C’est beaucoup plus intéressant que ça ne le semble.
La chronique Textile, c’est un jeudi sur deux à 8h45 dans Pour que tu rêves encore, la matinale de Radio Nova. Elle est signé Yvane Jacob, du compte Instagram Sapé comme Jadis. Vous pouvez lire celle de ce jeudi ci-dessous, ou bien l’écouter, en podcast.
Et cette semaine c’est la première audition de Carlos Ghosn, l’ancien PDG de Renault, au tribunal de Tokyo qui fait causer chiffons, ou plus exactement, chaussons. La descente aux enfers de Carlos Ghosn est aussi vestimentaire. À sa première audition, il s’est présenté dans un costume sombre, sans cravate, amaigri avec aussi – on a pu le lire – les racines blanchies. Mais surtout Carlos a débarqué avec aux pieds, selon les témoignages (car l’audience n’était pas filmée), des chaussons, des sandales, des tongs, en somme des sortes de claquettes en plastique.

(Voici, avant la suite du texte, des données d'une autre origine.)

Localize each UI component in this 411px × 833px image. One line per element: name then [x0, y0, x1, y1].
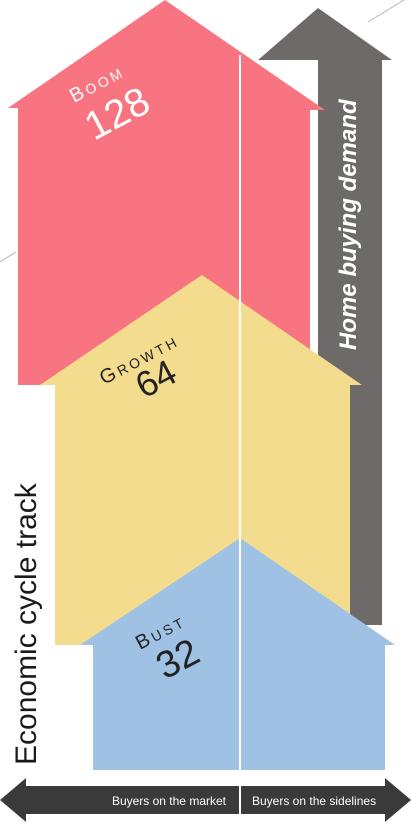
buyers-on-market-label: Buyers on the market: [112, 794, 227, 808]
bust-house: [80, 538, 395, 770]
home-buying-demand-arrow-lower: [350, 385, 382, 625]
economic-cycle-track-label: Economic cycle track: [10, 482, 43, 765]
home-buying-demand-arrow: [318, 8, 392, 385]
buyers-axis-arrow: [0, 778, 411, 822]
buyers-on-sidelines-label: Buyers on the sidelines: [252, 794, 376, 808]
growth-house: [40, 275, 362, 645]
home-buying-demand-label: Home buying demand: [335, 98, 362, 350]
decor-line-top: [367, 0, 405, 23]
decor-line-left: [0, 251, 17, 263]
home-buying-demand-arrow-left: [258, 8, 318, 60]
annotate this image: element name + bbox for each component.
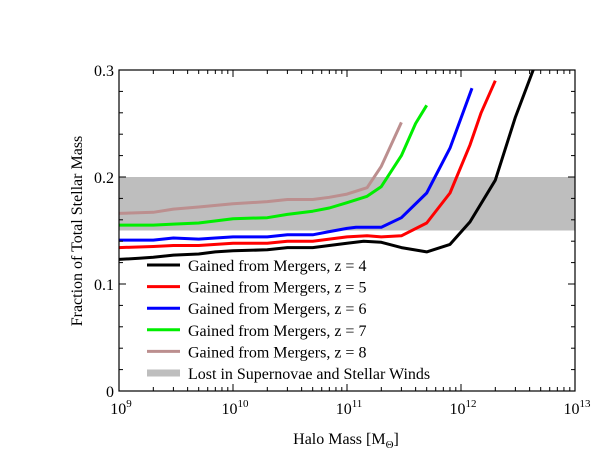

Des tongs qui sortiraient apparemment de prison, comme lui. Au Japon, ça n’est pas forcément aussi grave que chez nous de se balader en claquettes, car dans certains lieux publics, il arrive qu’on puisse enlever ses chaussures et mettre des chaussons.
La chaussure, attribut de pouvoir
Mais en Occident, l’image est terrifiante. La description est reprise dans tous les médias, à travers le monde et rappelle les images de DSK non rasé, entouré de deux policiers après son arrestation au Sofitel. C’est l’image même de la déchéance : Carlos Ghosn est un homme de pouvoir et comme tous les hommes de pouvoir, il porte les attributs du pouvoir. Les chaussures en font partie. C’est un marqueur social, très fort de la tenue masculine, comme l’est aussi, par exemple, la montre.
Les chaussures ont toujours marqué le statut de celui ou celle qui les porte. La plupart du temps, Carlos porte des chaussures en cuir type Richelieu, les plus classiques des chaussures de ville, à lacets. Ça pose son statut de businesseman.
Il ya d’autres exemples dans l’histoire. Par exemple, dans la Rome antique, les sénateurs se distinguaient des simples citoyens par leurs sandales montantes et noires (à l’inverse des sandales plates des citoyens lambdas).
Sous l’Ancien régime, quand on est aristo, on porte des chaussures trop petites, et trop étroites. Presque impossible de marcher avec mais justement, ça sert à montrer qu’on n’a pas besoin de marcher. Pareil sous l’Empire avec Joséphine, la femme de Napoléon, qui se plaint à son chausseur d’avoir ruiné ses mules trop vite. Il lui répond qu’il fallait pas marcher avec.
Aujourd’hui, dans la Silicon Valley, ceux qui ont le plus de pouvoir portent des sneakers. Mais pas n’importe lesquelles. Des modèles précis, un peu plus recherchés que des Stan Smith. Par exemple, des Lanvin pour tout un banc de CEO : celui de Google, Sundar Pichai, de Microsoft, Satya Nadella, ou d’Alphabet, Larry Page. Ils ont réinventé un code vestimentaire.
Ghosn a-t-il du charisme en claquettes ?
Pour son couronnement en 1926, l’empereur Hirohito portait des tongs à plateformes de 30cm. Mais les Geta, c’est le nom de ces chaussures, avaient une longue histoire. Elles chaussaient les classes favorisées du pays, et leur aspect extraordinaire reflétait le caractère unique de l’empereur. Anonymes, dans une matière très cheap, et totalement non assorties à son style habituel, les chaussons en plastique de Carlos Ghosn ne sont que le signe de son déclassement soudain.